Thommereux. — Ah ! Tais-toi ! Tiens, tais-toi !

Ribadier. — Non, mais dis tout de suite que tu te méfies de moi, que tu as peur que je te souffle ta Dulcinée !

Thommereux. — Moi, toi, oh !

Ribadier. — Je t’assure que ce n’est pas une coutume chez moi ! Il y a six ans que je t’ai supplanté auprès de Mimi Marjolin, c’est vrai… Mais Mimi Marjolin n’est-ce pas, une farceuse !

Thommereux. — Tu m’as supplanté, toi ?

Ribadier. — Comment, tu ne le savais pas ?

Thommereux. — Elle ne me l’a jamais dit !

Ribadier. — Ah ! Je croyais…

Thommereux. — Ah ! Mais dis donc, je la trouve mauvaise !

Ribadier. — Qu’est-ce que ça te fait, puisque tu n’es plus avec elle !

Thommereux. — Tiens ! Ça m’est désagréable ! Qu’est-ce que tu dirais, si après avoir bu un bon verre de quelque chose, on venait te dire : "Eh bien, maintenant, je peux bien vous l’avouer, le domestique avait craché dedans !" On a beau avoir fini de boire, c’est dégoûtant !

Ribadier. — Oh ! Bien, dis donc, je te remercie de ta comparaison !

Thommereux. — Non, c’est pour dire… (À part.) Ah ! Tu marchais sur mes plates-bandes, toi !… Ah ! Bien, si je peux, va…

Ribadier. — Alors, c’est entendu, tu me donnes ta procuration ?

Thommereux. — Mais tu es fou ? Tu es marié… d’abord ! Quand on est marié, on s’occupe de son ménage et pas d’autre chose !

Ribadier. — Napoléon dictait à deux secrétaires à la fois !

Thommereux. — Oui, mais tu n’es pas Napoléon, toi !… Ah çà !… Madame Ribadier… elle n’est pas jalouse ?

Ribadier. — Pas jalouse ! Elle ! Ah ! Dieu saint, vous l’entendez ! Mais elle aurait inventé la jalousie ! Ah ! Elle est bien gentille, mais elle me rend parfois la vie bien insupportable.

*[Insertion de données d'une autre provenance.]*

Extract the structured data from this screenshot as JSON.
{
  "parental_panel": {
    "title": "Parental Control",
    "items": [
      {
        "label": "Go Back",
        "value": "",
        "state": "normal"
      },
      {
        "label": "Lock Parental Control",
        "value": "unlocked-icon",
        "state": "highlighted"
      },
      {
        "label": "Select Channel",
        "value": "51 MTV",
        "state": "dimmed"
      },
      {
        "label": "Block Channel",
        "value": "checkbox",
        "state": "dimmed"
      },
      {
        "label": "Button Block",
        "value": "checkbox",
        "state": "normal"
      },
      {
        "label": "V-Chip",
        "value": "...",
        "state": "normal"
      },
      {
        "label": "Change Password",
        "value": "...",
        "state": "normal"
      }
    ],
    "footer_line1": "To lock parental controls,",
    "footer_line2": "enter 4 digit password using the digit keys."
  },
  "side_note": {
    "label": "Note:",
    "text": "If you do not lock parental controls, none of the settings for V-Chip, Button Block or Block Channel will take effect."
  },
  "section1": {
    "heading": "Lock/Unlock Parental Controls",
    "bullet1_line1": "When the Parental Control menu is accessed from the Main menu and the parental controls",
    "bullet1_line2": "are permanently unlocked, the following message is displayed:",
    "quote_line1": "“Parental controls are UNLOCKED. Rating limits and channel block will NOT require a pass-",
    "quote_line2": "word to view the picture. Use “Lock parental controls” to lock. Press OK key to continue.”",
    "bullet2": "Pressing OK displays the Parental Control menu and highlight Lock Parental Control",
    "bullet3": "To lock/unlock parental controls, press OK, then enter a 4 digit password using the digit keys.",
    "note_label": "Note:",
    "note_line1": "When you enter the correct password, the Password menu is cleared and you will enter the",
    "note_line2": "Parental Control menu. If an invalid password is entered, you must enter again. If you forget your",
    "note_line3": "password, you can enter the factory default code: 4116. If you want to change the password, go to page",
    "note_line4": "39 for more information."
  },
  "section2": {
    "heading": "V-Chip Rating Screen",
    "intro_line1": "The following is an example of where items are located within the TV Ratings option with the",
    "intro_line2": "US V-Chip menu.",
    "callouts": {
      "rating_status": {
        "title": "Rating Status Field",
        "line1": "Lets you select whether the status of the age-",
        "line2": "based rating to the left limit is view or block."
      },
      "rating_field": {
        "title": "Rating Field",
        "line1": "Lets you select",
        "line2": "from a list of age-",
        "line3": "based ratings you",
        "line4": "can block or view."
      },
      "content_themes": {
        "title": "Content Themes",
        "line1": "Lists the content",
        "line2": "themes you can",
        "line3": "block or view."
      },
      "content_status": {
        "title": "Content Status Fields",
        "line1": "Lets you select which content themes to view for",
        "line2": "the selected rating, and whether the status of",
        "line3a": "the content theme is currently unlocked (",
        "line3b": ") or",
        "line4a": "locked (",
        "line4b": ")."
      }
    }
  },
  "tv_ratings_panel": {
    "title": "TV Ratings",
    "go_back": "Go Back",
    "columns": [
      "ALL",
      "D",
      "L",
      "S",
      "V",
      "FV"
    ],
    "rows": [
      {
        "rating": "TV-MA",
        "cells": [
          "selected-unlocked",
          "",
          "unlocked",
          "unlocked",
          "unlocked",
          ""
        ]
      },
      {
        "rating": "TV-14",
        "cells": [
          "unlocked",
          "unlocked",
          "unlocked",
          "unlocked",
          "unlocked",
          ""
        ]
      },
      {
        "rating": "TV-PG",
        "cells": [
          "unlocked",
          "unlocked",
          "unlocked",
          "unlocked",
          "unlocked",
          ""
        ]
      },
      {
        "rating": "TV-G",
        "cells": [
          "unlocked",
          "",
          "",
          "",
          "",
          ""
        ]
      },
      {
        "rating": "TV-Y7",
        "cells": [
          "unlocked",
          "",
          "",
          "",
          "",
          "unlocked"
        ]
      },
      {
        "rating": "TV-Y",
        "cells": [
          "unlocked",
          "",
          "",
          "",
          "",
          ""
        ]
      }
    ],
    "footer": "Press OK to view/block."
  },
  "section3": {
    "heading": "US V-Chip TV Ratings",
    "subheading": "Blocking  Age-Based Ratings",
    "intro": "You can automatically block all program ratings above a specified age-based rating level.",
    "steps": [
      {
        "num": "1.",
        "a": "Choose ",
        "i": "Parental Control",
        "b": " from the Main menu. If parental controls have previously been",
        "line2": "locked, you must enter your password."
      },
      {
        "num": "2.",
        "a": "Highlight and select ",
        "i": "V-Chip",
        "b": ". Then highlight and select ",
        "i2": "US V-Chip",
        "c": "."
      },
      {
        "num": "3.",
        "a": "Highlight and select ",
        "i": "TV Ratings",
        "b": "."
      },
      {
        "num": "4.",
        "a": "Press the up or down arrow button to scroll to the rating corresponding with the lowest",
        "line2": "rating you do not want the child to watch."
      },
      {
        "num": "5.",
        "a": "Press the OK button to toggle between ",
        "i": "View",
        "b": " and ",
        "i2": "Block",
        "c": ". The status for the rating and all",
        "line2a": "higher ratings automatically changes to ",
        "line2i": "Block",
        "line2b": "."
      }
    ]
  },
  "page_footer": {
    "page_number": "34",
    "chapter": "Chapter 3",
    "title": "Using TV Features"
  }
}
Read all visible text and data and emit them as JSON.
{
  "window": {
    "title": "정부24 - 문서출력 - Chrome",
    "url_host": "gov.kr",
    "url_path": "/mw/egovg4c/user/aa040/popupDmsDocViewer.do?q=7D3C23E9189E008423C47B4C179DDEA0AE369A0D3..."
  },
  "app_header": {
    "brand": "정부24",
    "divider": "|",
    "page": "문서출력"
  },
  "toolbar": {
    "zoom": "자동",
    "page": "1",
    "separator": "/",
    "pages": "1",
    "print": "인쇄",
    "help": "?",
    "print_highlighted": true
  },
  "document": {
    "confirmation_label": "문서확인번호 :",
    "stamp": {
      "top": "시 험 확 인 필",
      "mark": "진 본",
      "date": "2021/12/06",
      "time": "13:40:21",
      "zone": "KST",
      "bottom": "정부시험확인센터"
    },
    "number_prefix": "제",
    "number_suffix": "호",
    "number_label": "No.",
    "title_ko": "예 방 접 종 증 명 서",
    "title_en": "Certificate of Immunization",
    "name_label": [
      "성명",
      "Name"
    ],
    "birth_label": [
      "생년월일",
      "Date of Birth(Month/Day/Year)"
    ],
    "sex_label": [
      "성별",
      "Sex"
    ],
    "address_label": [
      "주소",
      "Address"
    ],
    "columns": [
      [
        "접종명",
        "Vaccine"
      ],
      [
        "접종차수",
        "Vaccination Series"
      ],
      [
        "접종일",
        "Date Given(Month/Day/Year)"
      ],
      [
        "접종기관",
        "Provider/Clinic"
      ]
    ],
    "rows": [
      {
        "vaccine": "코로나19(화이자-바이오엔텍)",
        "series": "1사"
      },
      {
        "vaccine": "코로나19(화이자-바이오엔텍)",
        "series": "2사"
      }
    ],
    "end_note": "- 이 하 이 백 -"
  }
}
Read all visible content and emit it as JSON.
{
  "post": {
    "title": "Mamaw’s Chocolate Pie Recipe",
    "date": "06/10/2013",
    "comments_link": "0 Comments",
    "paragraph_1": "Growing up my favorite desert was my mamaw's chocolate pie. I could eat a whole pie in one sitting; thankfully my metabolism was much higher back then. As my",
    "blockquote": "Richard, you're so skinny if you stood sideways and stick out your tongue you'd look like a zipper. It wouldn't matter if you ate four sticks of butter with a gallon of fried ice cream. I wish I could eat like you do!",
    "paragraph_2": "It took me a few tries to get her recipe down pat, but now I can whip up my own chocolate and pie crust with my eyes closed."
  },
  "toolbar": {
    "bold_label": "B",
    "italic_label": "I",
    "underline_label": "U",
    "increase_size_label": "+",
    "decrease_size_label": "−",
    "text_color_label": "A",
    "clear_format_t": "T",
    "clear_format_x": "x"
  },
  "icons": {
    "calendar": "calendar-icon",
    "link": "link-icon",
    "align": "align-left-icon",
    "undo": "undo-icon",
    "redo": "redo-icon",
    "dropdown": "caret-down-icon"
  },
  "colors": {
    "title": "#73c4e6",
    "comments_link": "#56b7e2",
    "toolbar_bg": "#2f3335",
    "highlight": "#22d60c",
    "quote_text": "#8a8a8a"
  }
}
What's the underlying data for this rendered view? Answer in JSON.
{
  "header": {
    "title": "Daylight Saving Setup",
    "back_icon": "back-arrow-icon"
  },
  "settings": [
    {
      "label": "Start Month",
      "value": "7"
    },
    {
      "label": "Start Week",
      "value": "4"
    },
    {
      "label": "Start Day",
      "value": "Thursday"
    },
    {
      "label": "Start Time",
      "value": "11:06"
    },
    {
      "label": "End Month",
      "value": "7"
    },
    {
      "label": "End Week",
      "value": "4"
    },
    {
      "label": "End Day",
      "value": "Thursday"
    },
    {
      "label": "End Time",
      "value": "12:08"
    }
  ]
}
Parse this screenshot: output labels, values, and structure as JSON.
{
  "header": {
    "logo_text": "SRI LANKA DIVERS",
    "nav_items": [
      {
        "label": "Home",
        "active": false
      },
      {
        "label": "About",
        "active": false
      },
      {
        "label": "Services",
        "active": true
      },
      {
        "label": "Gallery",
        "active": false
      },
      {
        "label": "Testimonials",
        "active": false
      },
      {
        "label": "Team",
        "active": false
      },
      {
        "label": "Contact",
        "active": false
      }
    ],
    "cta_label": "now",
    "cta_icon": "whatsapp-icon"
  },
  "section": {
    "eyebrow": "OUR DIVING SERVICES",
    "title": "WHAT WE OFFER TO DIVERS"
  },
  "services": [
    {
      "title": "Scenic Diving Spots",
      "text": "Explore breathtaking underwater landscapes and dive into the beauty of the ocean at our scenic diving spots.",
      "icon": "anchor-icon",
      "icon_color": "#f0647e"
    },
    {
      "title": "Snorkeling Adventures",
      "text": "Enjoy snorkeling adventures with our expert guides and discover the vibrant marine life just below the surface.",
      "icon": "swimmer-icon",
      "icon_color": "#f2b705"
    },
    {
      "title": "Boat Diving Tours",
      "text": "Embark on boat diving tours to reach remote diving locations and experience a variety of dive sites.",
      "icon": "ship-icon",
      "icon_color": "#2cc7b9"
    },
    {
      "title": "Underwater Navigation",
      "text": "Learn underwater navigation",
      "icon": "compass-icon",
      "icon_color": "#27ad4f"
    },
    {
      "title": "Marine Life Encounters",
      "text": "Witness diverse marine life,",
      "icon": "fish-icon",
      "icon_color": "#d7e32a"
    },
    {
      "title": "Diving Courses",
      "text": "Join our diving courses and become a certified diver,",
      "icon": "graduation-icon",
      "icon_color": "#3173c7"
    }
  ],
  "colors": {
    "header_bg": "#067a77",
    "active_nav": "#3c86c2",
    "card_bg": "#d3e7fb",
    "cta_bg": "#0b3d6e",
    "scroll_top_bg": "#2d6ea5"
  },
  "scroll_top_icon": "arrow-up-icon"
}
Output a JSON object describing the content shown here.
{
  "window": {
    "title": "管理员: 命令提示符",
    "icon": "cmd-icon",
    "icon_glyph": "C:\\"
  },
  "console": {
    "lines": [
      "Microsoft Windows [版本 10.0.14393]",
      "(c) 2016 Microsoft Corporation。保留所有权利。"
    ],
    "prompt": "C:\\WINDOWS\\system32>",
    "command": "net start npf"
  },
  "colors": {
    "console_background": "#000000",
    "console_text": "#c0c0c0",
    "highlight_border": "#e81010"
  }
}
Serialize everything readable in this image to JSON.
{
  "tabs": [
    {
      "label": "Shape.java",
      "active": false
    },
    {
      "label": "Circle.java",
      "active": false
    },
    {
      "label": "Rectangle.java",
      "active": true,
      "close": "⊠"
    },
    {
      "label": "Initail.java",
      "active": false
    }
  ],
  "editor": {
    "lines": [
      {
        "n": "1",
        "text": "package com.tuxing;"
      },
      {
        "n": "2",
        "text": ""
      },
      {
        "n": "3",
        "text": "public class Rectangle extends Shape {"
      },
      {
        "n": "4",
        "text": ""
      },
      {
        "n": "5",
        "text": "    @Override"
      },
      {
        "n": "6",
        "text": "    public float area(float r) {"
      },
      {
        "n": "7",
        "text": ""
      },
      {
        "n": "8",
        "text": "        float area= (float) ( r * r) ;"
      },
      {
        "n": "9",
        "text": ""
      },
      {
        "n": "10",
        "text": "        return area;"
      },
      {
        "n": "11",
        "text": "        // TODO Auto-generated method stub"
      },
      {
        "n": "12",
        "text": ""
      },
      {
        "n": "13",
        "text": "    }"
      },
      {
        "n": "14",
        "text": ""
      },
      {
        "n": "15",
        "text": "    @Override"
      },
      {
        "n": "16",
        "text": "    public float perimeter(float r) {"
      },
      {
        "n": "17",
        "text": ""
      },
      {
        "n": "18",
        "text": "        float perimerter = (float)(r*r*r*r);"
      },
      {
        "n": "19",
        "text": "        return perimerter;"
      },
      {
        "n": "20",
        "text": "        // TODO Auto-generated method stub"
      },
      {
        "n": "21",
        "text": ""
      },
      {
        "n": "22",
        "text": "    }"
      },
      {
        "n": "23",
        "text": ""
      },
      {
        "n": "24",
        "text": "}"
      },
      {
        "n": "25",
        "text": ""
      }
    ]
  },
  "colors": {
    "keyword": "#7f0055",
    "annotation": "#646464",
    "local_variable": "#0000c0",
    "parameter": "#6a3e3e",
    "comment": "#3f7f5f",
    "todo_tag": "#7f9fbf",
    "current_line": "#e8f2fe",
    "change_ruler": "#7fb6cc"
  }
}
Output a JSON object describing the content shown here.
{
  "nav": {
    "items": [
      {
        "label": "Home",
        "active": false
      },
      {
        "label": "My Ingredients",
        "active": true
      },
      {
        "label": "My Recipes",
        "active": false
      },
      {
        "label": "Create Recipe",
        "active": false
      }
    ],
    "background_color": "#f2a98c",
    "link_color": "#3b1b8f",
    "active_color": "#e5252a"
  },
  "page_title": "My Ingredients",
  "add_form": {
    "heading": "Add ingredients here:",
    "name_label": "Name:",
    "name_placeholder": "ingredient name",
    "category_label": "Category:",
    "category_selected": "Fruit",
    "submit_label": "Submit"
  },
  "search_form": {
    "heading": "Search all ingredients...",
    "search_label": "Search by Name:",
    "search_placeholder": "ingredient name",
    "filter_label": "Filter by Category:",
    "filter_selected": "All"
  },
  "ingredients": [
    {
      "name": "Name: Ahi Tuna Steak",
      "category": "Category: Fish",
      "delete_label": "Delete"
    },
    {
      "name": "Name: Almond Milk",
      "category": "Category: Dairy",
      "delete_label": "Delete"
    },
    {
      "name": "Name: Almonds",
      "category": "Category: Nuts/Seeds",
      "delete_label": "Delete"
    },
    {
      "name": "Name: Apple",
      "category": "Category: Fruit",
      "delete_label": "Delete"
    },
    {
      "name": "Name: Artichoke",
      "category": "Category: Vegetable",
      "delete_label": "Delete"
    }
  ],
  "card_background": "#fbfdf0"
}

Thommereux. — Alors, tu n’es pas heureux ?

Ribadier. — Oh ! Ma foi, pas toujours !

Thommereux, à part. — Pas heureux !… Il n’est pas heureux ! C’est vrai que le malheur des uns fait le bonheur des autres !…

Ribadier. — Et dire qu’autrefois elle était si confiante… si crédule… enfin, puisque tu allais chez eux autrefois, Robineau a dû te le dire.

Thommereux. — Souvent !

Ribadier. — Dieu sait qu’il lui en a fait voir de toutes les couleurs ! Quand je dis : "il lui en a fait voir", il lui en a fait et il ne les lui a pas fait voir ! Ah ! bien oui, il a fallu que cet imbécile de Robineau…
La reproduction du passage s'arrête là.